I grew up in more or less a prude, sans-romance family setting. The kind where mothers cover their kids' eyes when kissy scenes are on television. This was never lost on my sister and me. Even though out loud we said "ewww" to a lot of these things, we always wanted have crushes, kiss people, all those good things we'd been hearing about.
I think my first relationships were a little dangerously conducted as a result. (This is also where I stop being able to speak to my sister's experience.) The only thing to do was to carry out the motions rehearsed to us and set ourselves up for a crisis each time. So people came and went, with varying levels of acceptance from the parents. We never heard their story, how they met, how they grew close, how they came to love one another. (We know now.) We just knew to find people by ourselves, to be attentive and devoted, to give unconditionally, until personal neuroses were revealed and pain takes hold, and then quit and start over.

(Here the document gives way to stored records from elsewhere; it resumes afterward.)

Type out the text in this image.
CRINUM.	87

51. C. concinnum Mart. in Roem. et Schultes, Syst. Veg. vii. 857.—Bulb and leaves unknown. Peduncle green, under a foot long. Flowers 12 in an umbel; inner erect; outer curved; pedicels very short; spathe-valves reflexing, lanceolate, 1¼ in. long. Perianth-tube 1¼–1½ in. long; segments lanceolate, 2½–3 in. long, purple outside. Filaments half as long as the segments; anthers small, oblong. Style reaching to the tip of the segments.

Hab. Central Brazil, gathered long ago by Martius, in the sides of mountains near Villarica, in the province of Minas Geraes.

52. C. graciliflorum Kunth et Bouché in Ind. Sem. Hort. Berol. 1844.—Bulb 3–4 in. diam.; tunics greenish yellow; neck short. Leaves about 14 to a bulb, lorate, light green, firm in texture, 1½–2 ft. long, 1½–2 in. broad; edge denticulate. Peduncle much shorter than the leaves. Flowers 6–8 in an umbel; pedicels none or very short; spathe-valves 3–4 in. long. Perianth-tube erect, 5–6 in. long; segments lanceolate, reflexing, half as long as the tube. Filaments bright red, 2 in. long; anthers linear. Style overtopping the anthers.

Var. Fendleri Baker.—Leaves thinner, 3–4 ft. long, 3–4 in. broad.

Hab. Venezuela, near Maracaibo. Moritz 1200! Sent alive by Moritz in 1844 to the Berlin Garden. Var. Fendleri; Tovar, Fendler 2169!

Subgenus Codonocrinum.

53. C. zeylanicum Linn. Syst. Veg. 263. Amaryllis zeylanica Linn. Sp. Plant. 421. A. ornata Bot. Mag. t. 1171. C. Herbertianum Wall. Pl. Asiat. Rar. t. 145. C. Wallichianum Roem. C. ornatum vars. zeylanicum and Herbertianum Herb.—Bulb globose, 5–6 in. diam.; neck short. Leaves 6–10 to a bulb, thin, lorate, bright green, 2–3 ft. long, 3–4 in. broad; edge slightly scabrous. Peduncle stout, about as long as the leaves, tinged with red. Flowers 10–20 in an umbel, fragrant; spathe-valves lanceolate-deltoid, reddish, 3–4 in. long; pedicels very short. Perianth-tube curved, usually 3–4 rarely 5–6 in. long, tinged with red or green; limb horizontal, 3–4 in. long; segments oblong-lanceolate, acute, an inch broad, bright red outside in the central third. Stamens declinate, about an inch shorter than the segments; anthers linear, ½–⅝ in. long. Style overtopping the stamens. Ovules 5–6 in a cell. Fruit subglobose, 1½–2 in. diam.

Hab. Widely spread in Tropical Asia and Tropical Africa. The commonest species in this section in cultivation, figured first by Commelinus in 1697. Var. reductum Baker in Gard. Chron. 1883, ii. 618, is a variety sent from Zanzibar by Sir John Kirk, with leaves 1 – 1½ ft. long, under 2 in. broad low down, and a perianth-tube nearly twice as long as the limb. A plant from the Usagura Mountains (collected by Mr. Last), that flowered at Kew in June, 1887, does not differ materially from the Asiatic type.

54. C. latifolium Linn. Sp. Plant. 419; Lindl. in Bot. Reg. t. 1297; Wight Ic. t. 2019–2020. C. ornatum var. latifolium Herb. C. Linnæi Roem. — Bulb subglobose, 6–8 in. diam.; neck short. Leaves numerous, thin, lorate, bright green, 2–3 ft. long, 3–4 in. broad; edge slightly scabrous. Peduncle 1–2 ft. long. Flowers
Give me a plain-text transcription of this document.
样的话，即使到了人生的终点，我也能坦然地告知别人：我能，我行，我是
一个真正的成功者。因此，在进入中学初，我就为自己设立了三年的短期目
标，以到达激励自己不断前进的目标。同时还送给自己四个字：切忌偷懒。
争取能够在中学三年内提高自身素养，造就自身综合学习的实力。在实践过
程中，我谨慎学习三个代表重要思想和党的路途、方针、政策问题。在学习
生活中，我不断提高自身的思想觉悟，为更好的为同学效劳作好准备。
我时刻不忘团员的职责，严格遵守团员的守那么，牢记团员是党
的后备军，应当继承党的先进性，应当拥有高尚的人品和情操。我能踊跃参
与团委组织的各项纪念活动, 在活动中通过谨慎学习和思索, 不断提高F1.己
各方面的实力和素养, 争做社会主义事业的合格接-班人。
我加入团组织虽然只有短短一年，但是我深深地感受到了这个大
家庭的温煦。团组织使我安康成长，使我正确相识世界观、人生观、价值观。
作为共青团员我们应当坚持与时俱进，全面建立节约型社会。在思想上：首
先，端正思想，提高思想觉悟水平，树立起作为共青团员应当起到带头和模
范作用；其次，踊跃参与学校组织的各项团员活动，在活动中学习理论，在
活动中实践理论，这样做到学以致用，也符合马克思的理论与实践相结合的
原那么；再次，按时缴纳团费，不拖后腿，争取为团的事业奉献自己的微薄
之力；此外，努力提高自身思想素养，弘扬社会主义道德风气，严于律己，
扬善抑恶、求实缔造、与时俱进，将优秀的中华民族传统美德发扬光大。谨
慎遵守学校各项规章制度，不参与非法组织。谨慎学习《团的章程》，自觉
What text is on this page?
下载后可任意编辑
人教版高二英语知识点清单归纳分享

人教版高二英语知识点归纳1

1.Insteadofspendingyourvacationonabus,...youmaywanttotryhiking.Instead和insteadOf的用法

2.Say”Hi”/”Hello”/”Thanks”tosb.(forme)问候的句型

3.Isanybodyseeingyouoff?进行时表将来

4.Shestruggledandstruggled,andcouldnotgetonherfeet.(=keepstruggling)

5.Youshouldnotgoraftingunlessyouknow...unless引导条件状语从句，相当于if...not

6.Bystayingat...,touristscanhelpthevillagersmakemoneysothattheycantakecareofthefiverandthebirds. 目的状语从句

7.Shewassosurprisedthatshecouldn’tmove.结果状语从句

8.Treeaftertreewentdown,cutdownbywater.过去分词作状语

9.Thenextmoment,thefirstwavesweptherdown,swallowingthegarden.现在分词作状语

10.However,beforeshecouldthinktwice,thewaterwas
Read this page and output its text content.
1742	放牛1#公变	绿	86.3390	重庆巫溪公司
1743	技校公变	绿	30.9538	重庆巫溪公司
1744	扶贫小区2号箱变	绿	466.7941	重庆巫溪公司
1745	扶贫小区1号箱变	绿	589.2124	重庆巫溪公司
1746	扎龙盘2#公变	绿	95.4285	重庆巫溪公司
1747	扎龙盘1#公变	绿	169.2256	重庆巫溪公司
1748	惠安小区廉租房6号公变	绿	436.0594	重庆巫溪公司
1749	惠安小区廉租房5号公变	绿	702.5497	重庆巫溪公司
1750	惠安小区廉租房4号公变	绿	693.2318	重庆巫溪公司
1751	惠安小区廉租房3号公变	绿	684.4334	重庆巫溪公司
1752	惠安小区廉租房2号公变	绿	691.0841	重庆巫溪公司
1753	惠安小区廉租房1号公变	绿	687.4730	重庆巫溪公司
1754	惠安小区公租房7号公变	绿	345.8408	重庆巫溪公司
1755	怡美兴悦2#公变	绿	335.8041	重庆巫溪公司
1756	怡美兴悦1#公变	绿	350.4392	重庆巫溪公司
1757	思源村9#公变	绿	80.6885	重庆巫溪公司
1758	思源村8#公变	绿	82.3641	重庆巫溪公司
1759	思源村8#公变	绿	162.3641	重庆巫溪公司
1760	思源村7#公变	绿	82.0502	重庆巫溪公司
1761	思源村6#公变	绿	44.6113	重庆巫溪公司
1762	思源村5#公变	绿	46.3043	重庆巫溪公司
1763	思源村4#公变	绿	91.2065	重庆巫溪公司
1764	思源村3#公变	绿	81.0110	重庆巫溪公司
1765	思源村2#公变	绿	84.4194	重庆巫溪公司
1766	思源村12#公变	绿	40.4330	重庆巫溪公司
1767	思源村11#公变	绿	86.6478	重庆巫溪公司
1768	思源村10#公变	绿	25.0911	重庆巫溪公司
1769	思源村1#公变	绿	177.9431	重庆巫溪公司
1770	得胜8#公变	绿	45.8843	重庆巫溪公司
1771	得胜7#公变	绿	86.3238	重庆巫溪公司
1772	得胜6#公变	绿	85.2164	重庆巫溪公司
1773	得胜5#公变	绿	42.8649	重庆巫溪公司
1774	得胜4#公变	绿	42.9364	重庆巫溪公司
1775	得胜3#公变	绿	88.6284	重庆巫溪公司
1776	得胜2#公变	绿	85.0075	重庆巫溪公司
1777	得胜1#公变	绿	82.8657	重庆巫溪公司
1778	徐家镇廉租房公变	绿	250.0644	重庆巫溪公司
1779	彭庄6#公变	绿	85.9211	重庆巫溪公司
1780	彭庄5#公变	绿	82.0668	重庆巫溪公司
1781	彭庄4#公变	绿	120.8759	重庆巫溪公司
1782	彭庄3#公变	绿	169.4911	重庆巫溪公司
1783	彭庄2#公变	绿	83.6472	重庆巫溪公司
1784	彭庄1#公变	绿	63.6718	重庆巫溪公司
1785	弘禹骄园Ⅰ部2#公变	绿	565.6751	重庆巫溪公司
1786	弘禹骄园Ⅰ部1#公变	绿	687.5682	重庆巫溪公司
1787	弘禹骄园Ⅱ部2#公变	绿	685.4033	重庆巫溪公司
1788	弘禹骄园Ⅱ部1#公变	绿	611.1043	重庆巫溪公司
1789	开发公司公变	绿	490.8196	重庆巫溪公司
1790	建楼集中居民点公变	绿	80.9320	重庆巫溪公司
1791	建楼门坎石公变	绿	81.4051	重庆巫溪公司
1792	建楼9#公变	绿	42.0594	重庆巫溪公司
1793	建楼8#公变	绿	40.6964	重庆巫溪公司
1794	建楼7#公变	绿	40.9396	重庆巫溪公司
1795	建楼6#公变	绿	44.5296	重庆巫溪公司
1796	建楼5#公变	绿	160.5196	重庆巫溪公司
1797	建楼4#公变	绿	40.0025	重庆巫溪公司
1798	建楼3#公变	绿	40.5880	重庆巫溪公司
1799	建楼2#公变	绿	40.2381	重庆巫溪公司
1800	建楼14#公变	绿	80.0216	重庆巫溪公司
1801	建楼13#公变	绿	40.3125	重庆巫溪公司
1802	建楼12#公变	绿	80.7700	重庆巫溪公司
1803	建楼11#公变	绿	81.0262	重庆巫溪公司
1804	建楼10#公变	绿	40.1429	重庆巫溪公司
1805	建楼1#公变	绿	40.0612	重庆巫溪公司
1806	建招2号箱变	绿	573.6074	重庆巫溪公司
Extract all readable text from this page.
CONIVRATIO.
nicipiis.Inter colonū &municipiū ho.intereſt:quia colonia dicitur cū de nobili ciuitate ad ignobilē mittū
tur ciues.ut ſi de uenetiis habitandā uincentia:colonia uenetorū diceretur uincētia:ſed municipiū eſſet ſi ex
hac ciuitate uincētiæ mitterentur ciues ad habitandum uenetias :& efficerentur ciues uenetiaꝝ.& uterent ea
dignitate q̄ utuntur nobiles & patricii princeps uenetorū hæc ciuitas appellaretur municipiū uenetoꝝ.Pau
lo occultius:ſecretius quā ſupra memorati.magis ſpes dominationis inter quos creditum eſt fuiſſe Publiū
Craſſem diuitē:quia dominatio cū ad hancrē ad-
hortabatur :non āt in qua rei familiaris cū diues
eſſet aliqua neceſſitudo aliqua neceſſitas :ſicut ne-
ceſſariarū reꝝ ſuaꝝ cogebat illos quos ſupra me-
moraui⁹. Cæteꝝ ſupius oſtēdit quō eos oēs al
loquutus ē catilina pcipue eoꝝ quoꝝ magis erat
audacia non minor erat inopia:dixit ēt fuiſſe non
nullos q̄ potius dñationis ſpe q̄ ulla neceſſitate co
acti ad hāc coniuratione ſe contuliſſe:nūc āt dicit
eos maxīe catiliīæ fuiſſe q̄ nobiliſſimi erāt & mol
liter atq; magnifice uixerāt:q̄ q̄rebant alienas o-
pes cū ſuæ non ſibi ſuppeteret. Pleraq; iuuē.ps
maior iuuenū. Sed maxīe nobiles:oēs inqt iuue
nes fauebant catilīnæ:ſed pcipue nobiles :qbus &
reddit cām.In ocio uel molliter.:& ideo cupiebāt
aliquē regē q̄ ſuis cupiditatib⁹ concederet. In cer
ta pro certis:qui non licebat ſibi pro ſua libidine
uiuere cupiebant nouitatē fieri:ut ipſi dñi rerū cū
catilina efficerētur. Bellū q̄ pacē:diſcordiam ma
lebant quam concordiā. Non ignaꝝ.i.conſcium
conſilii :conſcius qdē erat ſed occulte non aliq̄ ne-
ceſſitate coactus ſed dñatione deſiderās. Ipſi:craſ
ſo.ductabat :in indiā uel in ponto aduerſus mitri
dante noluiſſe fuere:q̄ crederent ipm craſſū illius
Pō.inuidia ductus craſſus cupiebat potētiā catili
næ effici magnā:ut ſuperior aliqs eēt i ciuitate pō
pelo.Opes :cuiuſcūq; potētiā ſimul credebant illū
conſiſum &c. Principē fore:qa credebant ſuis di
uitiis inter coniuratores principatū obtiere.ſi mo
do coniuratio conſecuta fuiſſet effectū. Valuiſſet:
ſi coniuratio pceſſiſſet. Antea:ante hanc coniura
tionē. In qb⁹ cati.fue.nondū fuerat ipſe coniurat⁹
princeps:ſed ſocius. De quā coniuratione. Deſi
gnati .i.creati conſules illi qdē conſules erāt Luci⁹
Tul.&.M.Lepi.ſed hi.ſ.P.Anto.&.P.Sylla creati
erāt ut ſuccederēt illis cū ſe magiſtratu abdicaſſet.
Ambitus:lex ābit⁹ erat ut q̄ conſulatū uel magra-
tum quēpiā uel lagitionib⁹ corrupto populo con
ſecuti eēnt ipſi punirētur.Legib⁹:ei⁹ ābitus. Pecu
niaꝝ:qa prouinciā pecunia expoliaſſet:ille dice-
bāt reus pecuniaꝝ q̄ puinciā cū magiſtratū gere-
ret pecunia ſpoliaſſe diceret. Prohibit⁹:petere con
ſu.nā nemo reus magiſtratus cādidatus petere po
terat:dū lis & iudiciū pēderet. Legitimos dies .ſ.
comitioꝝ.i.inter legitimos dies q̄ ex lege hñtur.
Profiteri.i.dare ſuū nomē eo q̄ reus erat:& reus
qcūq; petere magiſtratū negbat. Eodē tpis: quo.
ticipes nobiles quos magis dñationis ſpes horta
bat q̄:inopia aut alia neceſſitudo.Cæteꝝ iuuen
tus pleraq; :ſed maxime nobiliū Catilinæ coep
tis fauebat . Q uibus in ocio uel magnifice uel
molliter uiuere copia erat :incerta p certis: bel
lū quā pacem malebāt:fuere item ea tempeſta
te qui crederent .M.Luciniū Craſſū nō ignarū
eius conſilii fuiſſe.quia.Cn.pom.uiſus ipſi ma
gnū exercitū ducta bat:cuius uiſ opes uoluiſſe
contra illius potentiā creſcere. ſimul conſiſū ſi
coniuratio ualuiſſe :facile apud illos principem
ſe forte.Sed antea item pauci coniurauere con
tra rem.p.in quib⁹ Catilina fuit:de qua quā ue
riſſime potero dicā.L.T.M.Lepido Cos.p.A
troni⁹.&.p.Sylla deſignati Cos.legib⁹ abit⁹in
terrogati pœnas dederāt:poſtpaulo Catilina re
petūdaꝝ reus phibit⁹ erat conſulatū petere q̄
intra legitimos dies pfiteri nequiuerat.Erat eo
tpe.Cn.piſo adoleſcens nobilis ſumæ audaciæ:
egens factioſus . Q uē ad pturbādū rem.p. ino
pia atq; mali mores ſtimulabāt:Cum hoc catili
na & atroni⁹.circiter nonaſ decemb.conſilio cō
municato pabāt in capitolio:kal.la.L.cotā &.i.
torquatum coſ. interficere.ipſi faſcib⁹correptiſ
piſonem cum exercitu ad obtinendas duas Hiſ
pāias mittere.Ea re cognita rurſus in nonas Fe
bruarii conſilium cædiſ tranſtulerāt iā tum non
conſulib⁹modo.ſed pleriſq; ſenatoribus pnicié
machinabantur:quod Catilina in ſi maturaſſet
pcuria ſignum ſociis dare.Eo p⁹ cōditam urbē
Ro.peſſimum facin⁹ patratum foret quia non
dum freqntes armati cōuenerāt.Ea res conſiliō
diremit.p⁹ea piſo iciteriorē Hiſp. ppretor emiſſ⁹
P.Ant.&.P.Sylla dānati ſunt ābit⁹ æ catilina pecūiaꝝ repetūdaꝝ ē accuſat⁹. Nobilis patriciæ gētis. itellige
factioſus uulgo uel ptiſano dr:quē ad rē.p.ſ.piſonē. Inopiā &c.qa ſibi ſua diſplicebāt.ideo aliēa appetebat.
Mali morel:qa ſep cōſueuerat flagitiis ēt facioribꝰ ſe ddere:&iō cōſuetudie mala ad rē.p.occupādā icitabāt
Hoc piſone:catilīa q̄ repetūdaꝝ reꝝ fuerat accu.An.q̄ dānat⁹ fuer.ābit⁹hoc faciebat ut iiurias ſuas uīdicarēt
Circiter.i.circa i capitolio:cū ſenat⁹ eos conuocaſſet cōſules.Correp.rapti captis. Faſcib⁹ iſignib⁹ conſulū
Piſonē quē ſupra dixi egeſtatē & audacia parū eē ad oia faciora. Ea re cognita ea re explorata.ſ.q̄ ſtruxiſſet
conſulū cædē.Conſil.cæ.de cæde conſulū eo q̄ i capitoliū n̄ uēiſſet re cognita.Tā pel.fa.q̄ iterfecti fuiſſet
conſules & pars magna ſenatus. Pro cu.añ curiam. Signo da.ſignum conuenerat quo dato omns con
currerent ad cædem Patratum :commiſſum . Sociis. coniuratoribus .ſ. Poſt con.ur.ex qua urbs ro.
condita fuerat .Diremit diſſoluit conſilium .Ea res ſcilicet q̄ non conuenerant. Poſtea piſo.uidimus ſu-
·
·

A few months ago, my mother found out about both of our relationships at the time. We were both about to steal away with our romantic counterparts somewhere far from home. She didn't disapprove this time, but didn't understand why we would do things like this to ourselves. It's not like you're going to marry this person, she said. Why trouble yourselves? Why put so much effort into improbabilities of sentiment and emotion? Sitting next to her, I felt silly for having grown up at all without her wisdom. Kind of sheepishly, I told her that this is how we love.
We love as if there is only one soul out there for us. We look for people as if the world is so small and so cold that it'd be wiser to hook onto the nearest body and hope mutual fascination occurs. And we risk everything for this. We love as if it's a limited resource based on functions of population, time and age. What we really can do now is to unlearn everything.